Trump’s own vice president offered a very different take Friday.

In declining to endorse Trump, Mike Pence made a major statement that undercut other Trump-skeptical Republicans who have suggested through their actions that there is no alternative. His decision could also provide a permission structure for others whose endorsements are up in the air, like Nikki Haley, to hold off.

“It should come as no surprise that I will not be endorsing Donald Trump this year,” Pence said told Fox News on Friday.

But it did come as something of a surprise. Pence, after all, had raised his hand at an August debate when he and the other GOP presidential candidates were asked whether they would support even a criminally convicted Trump if he were nominated.
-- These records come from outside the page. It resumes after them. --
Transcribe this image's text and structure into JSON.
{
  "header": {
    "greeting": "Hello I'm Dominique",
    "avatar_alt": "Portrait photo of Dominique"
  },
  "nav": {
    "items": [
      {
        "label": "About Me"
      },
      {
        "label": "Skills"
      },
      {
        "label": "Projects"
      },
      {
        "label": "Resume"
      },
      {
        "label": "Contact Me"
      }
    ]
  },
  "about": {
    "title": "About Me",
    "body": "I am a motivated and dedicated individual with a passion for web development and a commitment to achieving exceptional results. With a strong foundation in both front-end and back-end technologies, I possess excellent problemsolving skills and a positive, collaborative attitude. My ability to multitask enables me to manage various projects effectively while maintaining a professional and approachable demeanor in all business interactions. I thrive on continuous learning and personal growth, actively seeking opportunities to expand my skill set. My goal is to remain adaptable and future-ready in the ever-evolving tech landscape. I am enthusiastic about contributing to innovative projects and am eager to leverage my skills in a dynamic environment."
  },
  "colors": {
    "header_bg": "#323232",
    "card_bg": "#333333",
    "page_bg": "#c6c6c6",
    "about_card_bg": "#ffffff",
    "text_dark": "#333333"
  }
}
Pence’s stated reasoning is also notable. It’s not that he views Trump as dangerous to democracy, or even so much that he’s upset over Trump’s attacking him for his refusal to try to overturn the 2020 election on Jan. 6, 2021. (Some rioters chanted “Hang Mike Pence,” and Trump attacked Pence on Twitter even after being informed of the Capitol unrest.)

Instead, Pence pitched the current version of Trump as insufficiently conservative on issues such as abortion, the national debt, and China and TikTok.
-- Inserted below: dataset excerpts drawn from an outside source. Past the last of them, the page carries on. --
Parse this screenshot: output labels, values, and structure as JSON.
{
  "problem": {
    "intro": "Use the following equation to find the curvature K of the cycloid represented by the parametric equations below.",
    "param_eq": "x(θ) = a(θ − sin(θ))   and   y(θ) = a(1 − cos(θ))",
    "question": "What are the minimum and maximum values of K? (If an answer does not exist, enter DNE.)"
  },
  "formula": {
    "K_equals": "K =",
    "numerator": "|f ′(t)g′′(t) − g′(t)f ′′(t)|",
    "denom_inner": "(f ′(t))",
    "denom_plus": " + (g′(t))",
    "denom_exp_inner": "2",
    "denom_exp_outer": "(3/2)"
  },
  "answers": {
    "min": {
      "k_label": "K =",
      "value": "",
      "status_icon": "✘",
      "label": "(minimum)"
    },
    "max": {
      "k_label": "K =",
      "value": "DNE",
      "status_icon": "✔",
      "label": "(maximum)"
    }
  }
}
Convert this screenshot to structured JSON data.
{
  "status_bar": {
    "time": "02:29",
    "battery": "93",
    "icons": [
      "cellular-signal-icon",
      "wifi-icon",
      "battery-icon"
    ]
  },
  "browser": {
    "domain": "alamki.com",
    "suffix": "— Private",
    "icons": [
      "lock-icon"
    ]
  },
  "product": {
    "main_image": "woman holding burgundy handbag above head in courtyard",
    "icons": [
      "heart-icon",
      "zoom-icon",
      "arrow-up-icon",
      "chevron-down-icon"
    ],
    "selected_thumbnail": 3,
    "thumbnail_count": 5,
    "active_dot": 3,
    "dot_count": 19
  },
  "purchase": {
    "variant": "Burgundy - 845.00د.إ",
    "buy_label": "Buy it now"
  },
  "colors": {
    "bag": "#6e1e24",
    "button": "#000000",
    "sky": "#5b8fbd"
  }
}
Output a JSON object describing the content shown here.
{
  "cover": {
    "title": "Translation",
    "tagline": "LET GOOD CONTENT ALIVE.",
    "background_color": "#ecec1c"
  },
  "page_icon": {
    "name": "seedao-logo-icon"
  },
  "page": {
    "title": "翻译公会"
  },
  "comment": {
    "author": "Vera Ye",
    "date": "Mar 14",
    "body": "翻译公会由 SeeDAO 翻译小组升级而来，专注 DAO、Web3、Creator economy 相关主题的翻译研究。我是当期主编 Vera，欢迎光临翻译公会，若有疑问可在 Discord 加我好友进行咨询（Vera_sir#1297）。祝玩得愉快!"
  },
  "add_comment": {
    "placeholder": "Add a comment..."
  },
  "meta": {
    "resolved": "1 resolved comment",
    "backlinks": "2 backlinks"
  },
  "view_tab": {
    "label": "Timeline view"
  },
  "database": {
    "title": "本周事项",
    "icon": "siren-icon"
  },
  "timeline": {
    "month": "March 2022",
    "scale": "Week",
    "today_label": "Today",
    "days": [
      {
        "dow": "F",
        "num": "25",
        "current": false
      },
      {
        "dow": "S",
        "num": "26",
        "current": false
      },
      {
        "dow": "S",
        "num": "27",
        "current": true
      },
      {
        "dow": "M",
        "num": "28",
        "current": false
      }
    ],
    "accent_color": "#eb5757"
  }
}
“Donald Trump is pursuing and articulating an agenda that is at odds with the conservative agenda that we governed on during our four years,” Pence said, “and that is why I cannot in good conscience endorse Donald Trump in this campaign.”
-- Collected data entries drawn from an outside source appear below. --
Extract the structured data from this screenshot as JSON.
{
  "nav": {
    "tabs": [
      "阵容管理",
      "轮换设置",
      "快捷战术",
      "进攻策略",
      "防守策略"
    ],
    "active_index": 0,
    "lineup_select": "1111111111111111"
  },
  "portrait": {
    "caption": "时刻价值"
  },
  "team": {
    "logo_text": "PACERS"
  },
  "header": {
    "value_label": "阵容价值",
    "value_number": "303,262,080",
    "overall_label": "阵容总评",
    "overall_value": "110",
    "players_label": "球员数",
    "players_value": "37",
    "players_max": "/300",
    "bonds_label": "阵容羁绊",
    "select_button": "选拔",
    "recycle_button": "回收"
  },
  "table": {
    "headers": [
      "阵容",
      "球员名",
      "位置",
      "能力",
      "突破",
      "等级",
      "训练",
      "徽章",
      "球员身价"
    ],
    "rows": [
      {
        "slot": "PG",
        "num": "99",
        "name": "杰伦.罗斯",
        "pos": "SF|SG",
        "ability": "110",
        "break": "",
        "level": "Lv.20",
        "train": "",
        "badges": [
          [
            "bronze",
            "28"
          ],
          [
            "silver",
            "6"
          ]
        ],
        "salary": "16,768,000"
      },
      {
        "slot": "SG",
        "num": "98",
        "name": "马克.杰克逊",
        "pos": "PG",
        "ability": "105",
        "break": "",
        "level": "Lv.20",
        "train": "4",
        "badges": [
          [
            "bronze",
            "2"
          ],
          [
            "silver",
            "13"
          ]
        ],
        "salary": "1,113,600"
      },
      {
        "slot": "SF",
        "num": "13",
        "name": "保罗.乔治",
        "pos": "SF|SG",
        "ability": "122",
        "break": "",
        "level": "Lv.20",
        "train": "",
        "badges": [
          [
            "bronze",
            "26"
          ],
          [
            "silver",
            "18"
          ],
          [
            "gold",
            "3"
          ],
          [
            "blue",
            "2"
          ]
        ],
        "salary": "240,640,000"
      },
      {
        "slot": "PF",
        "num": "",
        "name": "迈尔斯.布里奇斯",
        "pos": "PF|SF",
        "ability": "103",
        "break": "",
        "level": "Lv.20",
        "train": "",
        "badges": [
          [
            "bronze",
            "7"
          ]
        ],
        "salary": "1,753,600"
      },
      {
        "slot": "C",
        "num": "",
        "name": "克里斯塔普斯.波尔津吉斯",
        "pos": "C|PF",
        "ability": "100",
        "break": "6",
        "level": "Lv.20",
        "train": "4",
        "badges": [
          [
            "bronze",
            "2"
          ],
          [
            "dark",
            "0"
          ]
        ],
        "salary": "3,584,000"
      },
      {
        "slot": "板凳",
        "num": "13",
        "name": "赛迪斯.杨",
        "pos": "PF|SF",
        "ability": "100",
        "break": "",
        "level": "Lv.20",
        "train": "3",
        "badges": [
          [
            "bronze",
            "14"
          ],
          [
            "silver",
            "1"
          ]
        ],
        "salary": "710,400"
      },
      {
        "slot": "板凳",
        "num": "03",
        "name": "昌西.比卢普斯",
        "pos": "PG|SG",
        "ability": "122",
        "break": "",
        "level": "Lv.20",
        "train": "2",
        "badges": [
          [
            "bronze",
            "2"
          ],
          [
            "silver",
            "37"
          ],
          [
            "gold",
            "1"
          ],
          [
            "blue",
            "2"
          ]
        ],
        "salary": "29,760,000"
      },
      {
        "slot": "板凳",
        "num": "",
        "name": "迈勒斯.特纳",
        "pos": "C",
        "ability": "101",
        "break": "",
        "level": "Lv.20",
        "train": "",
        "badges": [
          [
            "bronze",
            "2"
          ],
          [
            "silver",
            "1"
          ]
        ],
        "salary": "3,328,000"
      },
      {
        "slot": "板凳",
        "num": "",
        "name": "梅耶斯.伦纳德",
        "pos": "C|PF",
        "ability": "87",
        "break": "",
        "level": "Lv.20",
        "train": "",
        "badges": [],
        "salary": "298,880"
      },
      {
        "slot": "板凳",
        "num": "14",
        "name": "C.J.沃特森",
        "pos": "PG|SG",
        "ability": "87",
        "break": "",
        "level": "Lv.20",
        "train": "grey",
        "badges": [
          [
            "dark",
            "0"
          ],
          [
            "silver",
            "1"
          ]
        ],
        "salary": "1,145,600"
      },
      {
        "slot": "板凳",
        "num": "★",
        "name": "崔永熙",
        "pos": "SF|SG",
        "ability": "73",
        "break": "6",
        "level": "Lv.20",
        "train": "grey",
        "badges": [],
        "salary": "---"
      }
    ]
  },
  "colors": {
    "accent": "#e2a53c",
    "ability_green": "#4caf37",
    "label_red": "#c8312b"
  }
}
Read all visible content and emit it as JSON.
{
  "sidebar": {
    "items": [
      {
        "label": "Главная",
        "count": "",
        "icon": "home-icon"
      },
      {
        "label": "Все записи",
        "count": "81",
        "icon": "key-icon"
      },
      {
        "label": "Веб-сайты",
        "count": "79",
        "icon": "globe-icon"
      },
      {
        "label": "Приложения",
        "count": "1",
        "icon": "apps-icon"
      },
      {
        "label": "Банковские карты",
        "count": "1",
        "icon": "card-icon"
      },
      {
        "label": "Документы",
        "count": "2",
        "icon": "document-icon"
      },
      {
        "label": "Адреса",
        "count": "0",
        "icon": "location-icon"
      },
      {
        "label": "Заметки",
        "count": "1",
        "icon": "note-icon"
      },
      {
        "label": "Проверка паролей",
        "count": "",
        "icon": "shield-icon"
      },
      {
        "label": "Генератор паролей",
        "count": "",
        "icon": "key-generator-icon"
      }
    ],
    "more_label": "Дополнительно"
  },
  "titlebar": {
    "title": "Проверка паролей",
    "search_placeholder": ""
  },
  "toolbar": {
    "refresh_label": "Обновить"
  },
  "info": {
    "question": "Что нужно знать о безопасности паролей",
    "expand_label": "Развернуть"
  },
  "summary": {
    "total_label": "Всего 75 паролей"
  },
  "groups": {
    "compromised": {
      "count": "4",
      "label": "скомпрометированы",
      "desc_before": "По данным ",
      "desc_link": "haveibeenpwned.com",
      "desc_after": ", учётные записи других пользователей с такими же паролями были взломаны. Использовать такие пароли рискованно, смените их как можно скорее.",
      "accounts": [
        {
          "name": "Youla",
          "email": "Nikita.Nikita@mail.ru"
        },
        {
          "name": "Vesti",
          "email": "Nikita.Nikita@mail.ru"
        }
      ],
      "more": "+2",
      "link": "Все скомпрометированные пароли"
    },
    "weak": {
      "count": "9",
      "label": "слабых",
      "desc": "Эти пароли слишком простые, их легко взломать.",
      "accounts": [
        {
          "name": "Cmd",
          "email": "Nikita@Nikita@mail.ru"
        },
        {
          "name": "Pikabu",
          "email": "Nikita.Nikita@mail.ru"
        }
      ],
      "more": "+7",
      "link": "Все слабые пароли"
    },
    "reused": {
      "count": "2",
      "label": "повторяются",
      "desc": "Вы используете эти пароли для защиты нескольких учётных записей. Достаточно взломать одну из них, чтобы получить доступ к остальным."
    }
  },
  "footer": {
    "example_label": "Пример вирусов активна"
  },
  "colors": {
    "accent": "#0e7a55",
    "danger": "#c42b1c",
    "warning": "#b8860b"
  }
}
Pence maintained that he wouldn’t support Biden, but he otherwise said he would keep his ballot private. Sometimes, candidates will say that they’re voting for a candidate but that it’s not technically an endorsement; Pence wouldn’t even go that far.

That casts a spotlight on Republicans who have faulted Trump over Jan. 6 or his chaotic governing style but have indicated they have no choice now that he’s set to be the nominee. They’ve treated a Trump endorsement as something that’s pro forma because they share a party label and a common enemy — no matter what they’ve said before.

“As the Republican leader of the Senate, it should not be a front-page headline that I will support the Republican nominee for president,” Senate Minority Leader Mitch McConnell (Ky.) said last week.

Pence often says, “I’m a Christian, a conservative and a Republican — in that order.” In this case, he’s suggesting the second one indeed carries more weight than the third. And that’s a challenge to other Republicans who are emphasizing the third one.

Pence’s lack of an endorsement also highlights the chasm between GOP elected officials and those who actually served alongside Trump in his Cabinet. NBC News last summer reached out to 44 former Cabinet officials and found that only four of them would commit to backing Trump in what was then the early stages of the primary contest. Many have turned into strong Trump critics, like former chief of staff John F. Kelly and former defense secretaries Jim Mattis and Mark T. Esper.

Those officials have something in common with many former allies who have broken with Trump once and for all: They don’t have immediate political futures to mind — and Trump-supporting political bases to appeal to.

Pence is perhaps in that camp as well; his 2024 presidential campaign crashed and burned thanks to Trump turning his base against a vice president who had served him loyally. But there’s at least a feasible path to relevance for Pence in the conservative movement, and he nonetheless has taken a very significant step in bucking Trump.

Now we’ll see if others might follow his example.